According to the council of experts concerning the Corporate Governance Code, the Code aims to facilitate and improve 'growth-oriented governance' by promoting timely and decisive decision-making that is transparent and fair. Companies' need to be held accountable in discharging the responsibilities that they owe their shareholders and stakeholders.
This perspective is based on the view that, without properly functioning corporate governance, management's decision-making processes will not be protected; if not so protected, management is likely to make risk-averse decisions for fear of being held responsible for any unfavourable outcomes. The intent of the Code is to remove these perceived constraints, and to create an environment in which healthy entrepreneurship is nourished and management is able to make full use of its capabilities.

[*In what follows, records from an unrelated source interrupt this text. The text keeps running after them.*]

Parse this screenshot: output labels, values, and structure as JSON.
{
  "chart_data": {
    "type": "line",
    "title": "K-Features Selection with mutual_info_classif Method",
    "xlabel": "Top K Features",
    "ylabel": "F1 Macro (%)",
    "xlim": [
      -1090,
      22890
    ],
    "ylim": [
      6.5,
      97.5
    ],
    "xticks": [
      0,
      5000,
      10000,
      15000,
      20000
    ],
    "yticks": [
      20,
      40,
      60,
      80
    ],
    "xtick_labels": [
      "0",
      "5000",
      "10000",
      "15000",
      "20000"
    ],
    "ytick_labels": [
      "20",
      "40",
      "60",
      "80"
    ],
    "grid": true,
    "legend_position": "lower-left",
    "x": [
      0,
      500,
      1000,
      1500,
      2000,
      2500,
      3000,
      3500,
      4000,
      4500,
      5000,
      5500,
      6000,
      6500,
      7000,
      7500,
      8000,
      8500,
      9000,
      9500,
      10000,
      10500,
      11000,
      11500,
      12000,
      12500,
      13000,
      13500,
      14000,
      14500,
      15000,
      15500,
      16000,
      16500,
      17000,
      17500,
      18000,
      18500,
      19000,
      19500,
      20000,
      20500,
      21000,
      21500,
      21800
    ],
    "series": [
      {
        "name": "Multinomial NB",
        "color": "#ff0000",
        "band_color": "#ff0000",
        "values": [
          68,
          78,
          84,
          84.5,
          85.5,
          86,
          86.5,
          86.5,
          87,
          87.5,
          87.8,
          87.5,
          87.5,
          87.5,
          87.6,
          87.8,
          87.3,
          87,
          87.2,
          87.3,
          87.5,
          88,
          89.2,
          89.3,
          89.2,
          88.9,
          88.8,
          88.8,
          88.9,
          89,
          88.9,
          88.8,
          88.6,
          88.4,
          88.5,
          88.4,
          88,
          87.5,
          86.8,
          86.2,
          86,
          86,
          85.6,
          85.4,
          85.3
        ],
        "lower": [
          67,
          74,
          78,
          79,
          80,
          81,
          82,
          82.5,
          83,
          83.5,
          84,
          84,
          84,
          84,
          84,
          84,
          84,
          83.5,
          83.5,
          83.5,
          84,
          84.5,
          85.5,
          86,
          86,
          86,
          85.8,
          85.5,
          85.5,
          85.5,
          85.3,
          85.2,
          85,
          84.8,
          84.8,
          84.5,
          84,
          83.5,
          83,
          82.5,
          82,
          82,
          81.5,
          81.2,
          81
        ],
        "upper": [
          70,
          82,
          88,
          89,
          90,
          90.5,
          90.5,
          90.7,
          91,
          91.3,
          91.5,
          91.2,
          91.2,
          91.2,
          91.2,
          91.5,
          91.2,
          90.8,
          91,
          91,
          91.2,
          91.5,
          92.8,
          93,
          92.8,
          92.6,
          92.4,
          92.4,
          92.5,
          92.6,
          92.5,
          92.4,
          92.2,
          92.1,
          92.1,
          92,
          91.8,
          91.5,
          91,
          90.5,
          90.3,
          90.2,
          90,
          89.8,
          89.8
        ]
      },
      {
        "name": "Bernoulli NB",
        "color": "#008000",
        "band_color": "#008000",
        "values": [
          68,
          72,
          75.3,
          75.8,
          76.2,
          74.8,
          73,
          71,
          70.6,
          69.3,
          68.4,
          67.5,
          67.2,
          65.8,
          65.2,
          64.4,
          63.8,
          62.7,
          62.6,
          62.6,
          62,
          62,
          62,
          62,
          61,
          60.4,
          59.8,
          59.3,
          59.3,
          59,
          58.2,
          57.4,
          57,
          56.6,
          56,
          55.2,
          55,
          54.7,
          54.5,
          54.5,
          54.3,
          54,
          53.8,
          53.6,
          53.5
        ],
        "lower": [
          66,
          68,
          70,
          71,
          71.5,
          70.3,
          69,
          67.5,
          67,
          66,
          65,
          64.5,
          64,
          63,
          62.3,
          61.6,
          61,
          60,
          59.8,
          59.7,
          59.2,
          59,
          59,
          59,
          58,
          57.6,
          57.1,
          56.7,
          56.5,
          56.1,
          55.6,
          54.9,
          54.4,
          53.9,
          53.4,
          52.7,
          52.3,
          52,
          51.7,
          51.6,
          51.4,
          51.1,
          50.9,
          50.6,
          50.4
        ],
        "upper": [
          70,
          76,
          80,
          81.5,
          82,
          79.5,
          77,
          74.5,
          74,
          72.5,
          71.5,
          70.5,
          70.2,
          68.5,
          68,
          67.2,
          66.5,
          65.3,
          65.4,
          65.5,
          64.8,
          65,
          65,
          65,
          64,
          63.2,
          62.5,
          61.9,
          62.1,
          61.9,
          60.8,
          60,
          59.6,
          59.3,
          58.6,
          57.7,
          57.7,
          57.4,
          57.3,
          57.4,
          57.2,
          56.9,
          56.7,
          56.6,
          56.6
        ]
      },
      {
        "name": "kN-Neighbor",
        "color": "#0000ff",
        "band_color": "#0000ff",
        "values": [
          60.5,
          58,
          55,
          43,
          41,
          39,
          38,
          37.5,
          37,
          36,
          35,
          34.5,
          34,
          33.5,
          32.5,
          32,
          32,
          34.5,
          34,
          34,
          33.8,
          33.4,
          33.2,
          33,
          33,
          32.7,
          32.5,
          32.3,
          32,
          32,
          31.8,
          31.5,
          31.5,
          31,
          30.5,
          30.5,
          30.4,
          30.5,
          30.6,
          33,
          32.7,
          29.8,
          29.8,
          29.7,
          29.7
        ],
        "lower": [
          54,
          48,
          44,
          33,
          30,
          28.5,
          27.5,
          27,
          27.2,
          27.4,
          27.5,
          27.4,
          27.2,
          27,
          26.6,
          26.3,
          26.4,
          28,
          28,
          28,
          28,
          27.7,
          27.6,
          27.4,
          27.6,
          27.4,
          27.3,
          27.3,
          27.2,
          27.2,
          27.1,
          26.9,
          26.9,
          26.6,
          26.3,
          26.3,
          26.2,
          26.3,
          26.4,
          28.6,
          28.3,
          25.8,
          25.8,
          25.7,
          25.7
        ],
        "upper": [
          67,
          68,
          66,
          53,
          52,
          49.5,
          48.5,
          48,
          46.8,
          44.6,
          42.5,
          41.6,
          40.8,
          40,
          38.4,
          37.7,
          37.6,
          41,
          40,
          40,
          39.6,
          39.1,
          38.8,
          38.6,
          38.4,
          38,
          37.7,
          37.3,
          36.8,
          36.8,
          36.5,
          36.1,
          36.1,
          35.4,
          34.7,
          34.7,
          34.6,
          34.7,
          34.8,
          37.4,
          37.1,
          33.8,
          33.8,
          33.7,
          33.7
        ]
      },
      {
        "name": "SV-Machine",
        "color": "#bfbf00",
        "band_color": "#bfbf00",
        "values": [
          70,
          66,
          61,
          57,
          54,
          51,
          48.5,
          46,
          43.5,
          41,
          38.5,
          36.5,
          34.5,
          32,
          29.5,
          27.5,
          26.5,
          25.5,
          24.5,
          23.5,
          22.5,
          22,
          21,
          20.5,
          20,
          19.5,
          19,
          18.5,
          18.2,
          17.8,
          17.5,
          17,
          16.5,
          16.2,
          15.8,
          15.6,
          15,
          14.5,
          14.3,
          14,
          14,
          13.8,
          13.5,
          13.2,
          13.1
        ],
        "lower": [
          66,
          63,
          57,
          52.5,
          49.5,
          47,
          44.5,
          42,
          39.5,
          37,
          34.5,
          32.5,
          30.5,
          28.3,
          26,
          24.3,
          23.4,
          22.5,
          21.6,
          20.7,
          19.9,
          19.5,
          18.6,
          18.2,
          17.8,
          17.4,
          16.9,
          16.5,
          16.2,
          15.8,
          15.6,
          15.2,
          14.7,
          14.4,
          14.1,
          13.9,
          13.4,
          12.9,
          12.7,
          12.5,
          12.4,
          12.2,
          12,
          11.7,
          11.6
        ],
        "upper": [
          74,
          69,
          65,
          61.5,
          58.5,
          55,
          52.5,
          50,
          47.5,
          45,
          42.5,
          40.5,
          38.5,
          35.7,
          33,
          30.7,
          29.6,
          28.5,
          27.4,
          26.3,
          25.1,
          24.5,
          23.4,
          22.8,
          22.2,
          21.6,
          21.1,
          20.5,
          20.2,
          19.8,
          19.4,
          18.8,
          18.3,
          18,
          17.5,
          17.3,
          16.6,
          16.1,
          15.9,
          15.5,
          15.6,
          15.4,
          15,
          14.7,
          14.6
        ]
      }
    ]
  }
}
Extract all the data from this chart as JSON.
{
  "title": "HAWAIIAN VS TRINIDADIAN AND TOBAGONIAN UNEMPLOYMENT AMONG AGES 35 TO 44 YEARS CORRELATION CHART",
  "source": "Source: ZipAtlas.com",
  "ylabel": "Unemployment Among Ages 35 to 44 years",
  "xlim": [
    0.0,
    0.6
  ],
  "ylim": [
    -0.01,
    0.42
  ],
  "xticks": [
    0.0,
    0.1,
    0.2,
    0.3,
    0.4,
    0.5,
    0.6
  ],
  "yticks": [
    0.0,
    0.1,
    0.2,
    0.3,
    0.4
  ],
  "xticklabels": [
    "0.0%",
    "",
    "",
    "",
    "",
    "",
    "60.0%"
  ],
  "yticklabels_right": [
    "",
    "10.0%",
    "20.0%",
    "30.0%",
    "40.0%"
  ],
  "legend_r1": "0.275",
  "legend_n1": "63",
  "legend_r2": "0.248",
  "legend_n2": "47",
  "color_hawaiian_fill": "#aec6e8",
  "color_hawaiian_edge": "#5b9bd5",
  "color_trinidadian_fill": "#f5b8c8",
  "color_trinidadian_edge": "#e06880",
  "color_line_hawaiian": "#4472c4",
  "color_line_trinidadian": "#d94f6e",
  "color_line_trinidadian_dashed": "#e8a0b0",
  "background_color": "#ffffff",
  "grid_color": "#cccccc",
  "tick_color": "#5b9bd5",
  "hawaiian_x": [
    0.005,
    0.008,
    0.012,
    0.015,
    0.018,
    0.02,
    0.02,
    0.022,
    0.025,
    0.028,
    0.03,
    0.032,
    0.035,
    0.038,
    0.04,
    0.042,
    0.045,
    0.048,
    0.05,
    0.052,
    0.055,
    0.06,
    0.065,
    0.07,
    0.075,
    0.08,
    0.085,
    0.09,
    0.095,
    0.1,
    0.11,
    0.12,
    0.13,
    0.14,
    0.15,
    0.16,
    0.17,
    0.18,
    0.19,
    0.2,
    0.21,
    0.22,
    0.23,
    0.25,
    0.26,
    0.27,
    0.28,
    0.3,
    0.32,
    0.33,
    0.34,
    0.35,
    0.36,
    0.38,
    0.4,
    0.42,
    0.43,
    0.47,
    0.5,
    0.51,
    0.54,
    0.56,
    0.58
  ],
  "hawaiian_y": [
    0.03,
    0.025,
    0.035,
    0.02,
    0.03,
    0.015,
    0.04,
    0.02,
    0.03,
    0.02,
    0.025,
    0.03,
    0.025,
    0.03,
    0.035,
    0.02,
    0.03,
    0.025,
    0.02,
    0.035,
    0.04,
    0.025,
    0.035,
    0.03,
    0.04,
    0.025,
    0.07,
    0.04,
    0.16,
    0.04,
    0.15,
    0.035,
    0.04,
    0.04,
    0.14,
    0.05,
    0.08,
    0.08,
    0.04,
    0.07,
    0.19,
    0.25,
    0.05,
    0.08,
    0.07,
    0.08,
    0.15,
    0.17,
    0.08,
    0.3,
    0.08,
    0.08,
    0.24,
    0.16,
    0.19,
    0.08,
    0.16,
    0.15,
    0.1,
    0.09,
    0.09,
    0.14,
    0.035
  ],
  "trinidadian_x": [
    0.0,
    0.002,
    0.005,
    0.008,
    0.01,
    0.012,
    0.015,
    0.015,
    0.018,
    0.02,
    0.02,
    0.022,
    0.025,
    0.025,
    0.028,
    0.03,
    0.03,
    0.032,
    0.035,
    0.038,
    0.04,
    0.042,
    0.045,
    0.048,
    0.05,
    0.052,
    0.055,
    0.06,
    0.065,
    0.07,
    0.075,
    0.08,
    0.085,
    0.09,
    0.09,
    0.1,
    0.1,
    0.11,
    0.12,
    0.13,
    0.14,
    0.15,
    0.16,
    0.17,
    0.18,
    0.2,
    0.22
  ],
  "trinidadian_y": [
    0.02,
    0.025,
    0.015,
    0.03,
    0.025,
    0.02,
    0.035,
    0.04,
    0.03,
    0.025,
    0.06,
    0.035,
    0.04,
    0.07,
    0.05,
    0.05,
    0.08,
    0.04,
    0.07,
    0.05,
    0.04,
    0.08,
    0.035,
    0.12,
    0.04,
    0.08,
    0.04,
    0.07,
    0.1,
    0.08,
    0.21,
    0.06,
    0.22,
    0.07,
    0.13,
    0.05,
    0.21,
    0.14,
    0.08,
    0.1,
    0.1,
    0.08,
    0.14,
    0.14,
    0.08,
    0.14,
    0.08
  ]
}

The Code adopts a principle-based approach, which requires each listed company to make its own determination on whether each action that it takes is pertinent to the principles described in the Code. In addition, the Code also adopts a comply or explain approach, under which each listed company can either: (i) comply with the principles in the Code; or (ii) if it determines that it is not appropriate to comply with any principle in the Code, in view of its prevailing circumstances, provide an explanation for such non-compliance. The specific provisions of the Code, which consist of General Principles, Principles and Supplementary Principles, may be found by referring to the provisional translation of the Code that is published by the TSE (www.jpx.co.jp/english/equities/listing/cg/tvdivq0000008jdy-att/20150513.pdf).
If the listed company does not take action that is subject to the principles in the Code, or fails to explain its non-compliance with any principle in the Code, the company will be subject to sanctions imposed by the TSE.